The American Civil Liberties Union is taking up arms against an Arizona law that has banned sex or race-based abortions.
The 2011 law made it a felony for physicians to provide an abortion while knowing the reason was because of the baby’s sex or race. The ACLU has claimed that the law illegally and unconstitutionally singles out Asian and black women and uses stereotypes that claim Asian women often abort babies based on male preference and black women based on race preference.
The ACLU, representing the National Association for the Advancement of Colored People's Maricopa County branch and the National Asian Pacific American Women's Forum, filed a lawsuit Wednesday seeking an injunction against the law.
In addition, the law requires all doctors to question patients about their intentions, as well as to sign an affidavit swearing that the race and/or sex of the baby is not the reason for the abortion.
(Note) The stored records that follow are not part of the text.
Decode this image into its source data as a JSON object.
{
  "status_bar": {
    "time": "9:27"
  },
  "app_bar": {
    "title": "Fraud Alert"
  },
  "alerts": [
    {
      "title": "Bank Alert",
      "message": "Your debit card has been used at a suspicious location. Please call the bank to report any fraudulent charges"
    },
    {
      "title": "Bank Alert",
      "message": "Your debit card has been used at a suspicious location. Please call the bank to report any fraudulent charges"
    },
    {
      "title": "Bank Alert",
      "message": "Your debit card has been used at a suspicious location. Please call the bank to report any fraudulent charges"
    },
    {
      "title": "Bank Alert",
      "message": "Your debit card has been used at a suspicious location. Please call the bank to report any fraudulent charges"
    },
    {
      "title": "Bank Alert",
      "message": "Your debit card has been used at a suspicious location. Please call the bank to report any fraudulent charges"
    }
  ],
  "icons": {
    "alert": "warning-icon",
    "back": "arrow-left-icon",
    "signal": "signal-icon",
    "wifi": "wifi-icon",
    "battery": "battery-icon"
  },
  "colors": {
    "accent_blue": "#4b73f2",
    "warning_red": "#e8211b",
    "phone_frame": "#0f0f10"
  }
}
"This law is clearly a wolf in sheep's clothing that purports to be about achieving equality for women when in reality it's an attempt to control our reproductive decisions-making," said Miriam Yeung, NAPAWF's executive director. "We hope the judgment in this case will expose the true intentions of the politicians behind these abortion bans and show unequivocally that they discriminate against women of color, Asian-American and African-American in particular."
One of the sponsors of the bill, Rep. Steve Montenegro (R), claims that the law intends to prevent discrimination, not exacerbate it.
"We don't want to discriminate based on somebody's sex or somebody's race," said Montenegro. "This has to do with protecting the dignity of life and not allowing abortions to be performed based on the sex of the baby or the race of the baby. That's what this is about."
Discrimination, then, in this case, depends on the point of view: the mother’s or the child’s. The law is clearly attempting to protect the child from discrimination, and the ACLU is attempting to protect women’s 14th amendment equal protection rights.
The equal amendment clause does contend that laws cannot be passed with a discriminatory intent in mind, but depending on the judge’s point of view — the child’s or the mother’s — this case could go either way.